Alistair Davidson said...

Yes, we have a large heap size - we had to set it that high to stop the server falling over with OutOfMemory exceptions. The JRun service would just keep grabbing more and more memory until the server died. I found this technote at MM which seemed to imply that this is actually not unexpected behaviour:

http://www.macromedia.com/cfusion/knowledgebase/index.cfm?id=tn_17517

" If your application needs a certain amount of memory at one point in time, it will never need less. This makes it appear that memory usage is always rising and giving the impression of a leak."

I did try interrogating the runtime service as in Pete's example code, but I found that the numbers it returned bore virtually no resemblance to the actual memory usage - maybe that's a Standard vs. Enterprise thing?
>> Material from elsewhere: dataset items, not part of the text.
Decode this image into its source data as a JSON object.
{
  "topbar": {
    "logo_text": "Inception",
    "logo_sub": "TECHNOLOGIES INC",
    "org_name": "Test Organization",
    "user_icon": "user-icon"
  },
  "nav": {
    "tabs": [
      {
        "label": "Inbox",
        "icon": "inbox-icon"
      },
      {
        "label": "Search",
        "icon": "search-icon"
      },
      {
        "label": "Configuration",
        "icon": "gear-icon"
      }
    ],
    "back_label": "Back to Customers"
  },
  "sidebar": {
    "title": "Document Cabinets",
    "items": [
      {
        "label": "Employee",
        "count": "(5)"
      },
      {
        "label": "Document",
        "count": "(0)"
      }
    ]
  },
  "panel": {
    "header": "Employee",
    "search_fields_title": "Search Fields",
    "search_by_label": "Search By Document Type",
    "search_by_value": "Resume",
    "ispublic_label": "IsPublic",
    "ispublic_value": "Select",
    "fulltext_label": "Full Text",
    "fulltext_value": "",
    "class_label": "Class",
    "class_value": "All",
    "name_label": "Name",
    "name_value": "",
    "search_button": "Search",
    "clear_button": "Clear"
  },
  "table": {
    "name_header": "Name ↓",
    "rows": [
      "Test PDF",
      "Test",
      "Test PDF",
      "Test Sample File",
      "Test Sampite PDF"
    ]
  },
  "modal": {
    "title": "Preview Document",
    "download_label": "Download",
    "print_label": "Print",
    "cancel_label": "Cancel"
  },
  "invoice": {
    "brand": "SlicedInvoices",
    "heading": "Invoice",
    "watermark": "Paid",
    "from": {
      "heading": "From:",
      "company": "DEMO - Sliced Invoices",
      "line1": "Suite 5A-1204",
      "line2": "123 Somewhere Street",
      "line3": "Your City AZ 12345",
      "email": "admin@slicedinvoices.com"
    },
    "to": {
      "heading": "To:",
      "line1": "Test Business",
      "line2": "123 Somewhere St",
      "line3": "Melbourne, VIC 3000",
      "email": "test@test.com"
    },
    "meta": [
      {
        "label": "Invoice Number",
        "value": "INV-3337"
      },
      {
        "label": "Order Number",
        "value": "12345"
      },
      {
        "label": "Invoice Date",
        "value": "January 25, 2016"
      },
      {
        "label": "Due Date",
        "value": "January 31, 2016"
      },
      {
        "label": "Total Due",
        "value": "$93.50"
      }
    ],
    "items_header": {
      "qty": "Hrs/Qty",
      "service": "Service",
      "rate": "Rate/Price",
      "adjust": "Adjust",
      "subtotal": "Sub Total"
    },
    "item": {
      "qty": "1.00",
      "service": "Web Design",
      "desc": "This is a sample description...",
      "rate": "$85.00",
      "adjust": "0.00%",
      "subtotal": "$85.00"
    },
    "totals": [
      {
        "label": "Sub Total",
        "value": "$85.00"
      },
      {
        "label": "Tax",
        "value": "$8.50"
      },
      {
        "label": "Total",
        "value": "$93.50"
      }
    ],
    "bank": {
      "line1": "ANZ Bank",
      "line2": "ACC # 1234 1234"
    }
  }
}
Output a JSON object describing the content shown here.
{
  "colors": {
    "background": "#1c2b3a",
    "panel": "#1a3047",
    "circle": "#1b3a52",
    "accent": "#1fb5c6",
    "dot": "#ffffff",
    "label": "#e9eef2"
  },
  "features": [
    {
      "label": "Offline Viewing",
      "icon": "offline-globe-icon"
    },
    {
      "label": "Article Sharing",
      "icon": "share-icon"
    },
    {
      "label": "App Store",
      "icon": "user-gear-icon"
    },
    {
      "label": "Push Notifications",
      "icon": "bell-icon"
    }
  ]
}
I'll see what I can do in terms of logging metrics and so on.

robi said...

what logs have you checked?
have you seen any jvm exceptions?

robi said...

BTW what version of the JVM are you running? Also can you isolate what code is running at the time you have the issue?

Alistair Davidson said...

Hi Robi

The JRun Guard Page Exception seems to have stopped happening over the last couple of months, although the memory issues have been continuing - but I think we made a major breakthrough in this issue just yesterday afternoon, which I'm about to create a new post about..... because it's something so smack-your-forehead simple that I can't believe we didn't think of it before.....

Anonymous said...

Hello Buddy,
I'm facing the same problem, but on a linux server, IBM JDK 1.4.1 for Anthill. I read through your post, right now, but couldn't find the solution you got.
You've mentioned posting the solution in a separate post, but I couldn't find that one.
Would be great if you could let me and the others know about this holy grail.


Thanks a lot in advance.

Note : I'll visit your blogs for a while to find out if you got this post, and if you can help us out.

Alistair Davidson said...

anonymous : I've had quite a few people ask me what the "silver bullet" was, and I'm afraid to say that it's been a while since I wrote this post and my memory is a bit fuzzy, but I'm fairly sure it was connected to the spiralling memory issues that I resolved here : RSS Ate My Server

Do you use session variables?
Do you dynamically generate RSS?
If so, check out that post and see if it helps.